Lieber Rechtsanpassung als Rechtsbruch
Soweit will der aktive Politiker Wolfgang Schäuble nicht gehen. Lieber würde er die Rechtsordnung anpassen als sie verletzen. "Wir müssen gelegentlich Vorschläge machen, wie wir die Rechtsordnung anpassen, einschließlich unserer Nationalverfassung", sagt Schäuble. Seine gelegentlichen Vorschläge, vom Sparkommissar bis zum gemeinsamen Finanzminister in der Währungsunion, stoßen allerdings sowohl bei den Euro-Partnern als auch in der eigenen Bevölkerung auf wenig Gegenliebe.

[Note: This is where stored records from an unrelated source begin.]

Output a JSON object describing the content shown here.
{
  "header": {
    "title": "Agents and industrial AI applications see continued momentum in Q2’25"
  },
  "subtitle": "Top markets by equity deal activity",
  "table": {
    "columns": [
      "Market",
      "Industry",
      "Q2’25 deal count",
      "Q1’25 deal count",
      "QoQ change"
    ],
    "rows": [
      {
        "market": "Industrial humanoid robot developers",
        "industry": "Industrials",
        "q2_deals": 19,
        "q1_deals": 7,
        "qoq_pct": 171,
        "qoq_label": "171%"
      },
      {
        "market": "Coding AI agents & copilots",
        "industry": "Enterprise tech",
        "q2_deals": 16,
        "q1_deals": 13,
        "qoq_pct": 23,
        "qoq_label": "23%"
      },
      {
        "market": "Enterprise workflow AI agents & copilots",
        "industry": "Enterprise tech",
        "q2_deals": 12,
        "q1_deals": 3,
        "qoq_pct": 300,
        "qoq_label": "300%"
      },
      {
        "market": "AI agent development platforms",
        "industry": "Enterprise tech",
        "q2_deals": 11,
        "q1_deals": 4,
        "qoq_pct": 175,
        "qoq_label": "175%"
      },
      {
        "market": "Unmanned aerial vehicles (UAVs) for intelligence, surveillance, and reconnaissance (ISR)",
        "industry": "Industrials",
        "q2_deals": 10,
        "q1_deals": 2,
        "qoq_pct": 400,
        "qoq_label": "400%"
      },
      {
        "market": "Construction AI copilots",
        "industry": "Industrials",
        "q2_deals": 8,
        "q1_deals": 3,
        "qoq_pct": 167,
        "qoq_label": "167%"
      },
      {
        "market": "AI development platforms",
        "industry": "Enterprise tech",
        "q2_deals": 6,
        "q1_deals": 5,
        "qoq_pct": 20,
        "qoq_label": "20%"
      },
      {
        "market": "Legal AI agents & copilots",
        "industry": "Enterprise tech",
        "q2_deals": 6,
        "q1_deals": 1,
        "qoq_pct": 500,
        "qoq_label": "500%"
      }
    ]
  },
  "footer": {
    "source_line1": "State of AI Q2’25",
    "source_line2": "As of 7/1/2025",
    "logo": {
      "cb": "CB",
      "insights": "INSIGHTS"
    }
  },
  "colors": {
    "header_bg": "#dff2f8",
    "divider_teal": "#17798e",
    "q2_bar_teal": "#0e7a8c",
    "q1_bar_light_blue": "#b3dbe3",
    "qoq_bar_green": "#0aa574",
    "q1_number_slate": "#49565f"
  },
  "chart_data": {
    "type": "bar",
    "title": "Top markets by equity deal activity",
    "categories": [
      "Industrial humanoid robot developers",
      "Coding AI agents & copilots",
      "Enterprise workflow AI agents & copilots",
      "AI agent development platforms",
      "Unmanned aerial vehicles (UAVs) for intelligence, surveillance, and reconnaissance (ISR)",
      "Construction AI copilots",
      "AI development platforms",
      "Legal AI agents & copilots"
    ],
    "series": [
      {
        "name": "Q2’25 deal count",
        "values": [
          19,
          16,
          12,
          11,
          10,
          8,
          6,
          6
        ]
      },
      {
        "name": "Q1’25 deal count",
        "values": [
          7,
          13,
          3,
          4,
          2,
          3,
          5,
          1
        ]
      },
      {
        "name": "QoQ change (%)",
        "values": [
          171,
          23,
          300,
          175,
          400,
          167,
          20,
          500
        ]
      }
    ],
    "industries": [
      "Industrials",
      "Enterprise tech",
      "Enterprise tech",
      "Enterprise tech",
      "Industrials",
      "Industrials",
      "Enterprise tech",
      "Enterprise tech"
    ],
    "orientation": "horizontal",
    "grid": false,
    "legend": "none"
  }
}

So stellt Helmut Schmidt einen Vertrauensabbau in die europäische Vereinigung in der Mehrheit der öffentlichen Meinung fest. Sogar eine Revolution schließt er nicht aus: "Wir sind am Vorabend der Möglichkeit einer Revolution in Europa." In welche Richtung die Revolution gehen könnte, wollte der 93-Jährige den Zuhörern nicht verraten.
Auch ESM-Chef Klaus Regling findet es beunruhigend, dass laut einer Umfrage 76 Prozent der Deutschen den Eindruck haben, dass die Politik die Situation nicht im Griff habe. Regling macht die Medien für die Vermittlungsprobleme mitverantwortlich. Es stimme einfach nicht, wenn die Medien behaupteten, es sei in den Krisenländern nichts passiert. "In Griechenland sind die Einkommen und Renten in den letzten zwei Jahren um 40 bis 50 Prozent gekürzt worden, in Irland um 20 bis 30 Prozent." Dadurch habe sich die Wettbewerbsfähigkeit eindeutig verbessert. Die Zahlungsbilanzdefizite seien zurückgegangen. "Griechenland hat konjunkturbereinigt sein Haushaltsdefizit in den letzten drei Jahren um zwölf Prozent des Bruttosozialprodukts verringert", redet sich Regling in Rage. Weitere Fortschritte seien die verschärften Fiskalregeln, die geplante Bankenaufsicht und die Rettungsschirme, die institutionelle Lücken in der Währungsunion schließen.
Investoren sind nicht überzeugt
Bei so viel Eigenlob muss die Frage erlaubt sein, warum Investoren weltweit die Eurozone weiterhin misstrauisch betrachten. Zwar müssten sich die Politiker nicht den Finanzmärkten unterwerfen, sagt Fondsmanager Karsten Schröder, aber "sie können auch nicht verlangen, dass ein Anleger einem Land Geld gibt, wenn er zu der Einschätzung kommt, dass das Land mit diesem Geld nicht ordentlich wirtschaftet."
Letztlich steht und fällt die Währungsunion mit der Frage, ob es ihr als einer Gemeinschaft gelingt, in einer globalisierten Welt wettbewerbsfähig zu sein. Wolfgang Schäuble ist der Meinung, dass dabei die sogenannten Südländer mehr zu leisten hätten als Deutschland und bescheinigt ihnen Fortschritte: "Inzwischen gehen die Lohnstückkosten in Spanien, in Irland und in Griechenland deutlich zurück. In Deutschland steigen sie moderat." Wenn es nach Helmut Schmidt ginge, sollten die Deutschen noch mehr Geld ausgeben und etwas weniger hart arbeiten, um anderen Ländern in der Eurozone entgegenzukommen.
Dass die Währungsunion auseinanderbrechen könnte, hält Wirtschaftswissenschaftler Thomas Straubhaar für völlig unrealistisch. "Es gibt in Europa nicht eine einzige, ernst zu nehmende Partei, die sich für ein Auseinanderbrechen des Euro stark macht."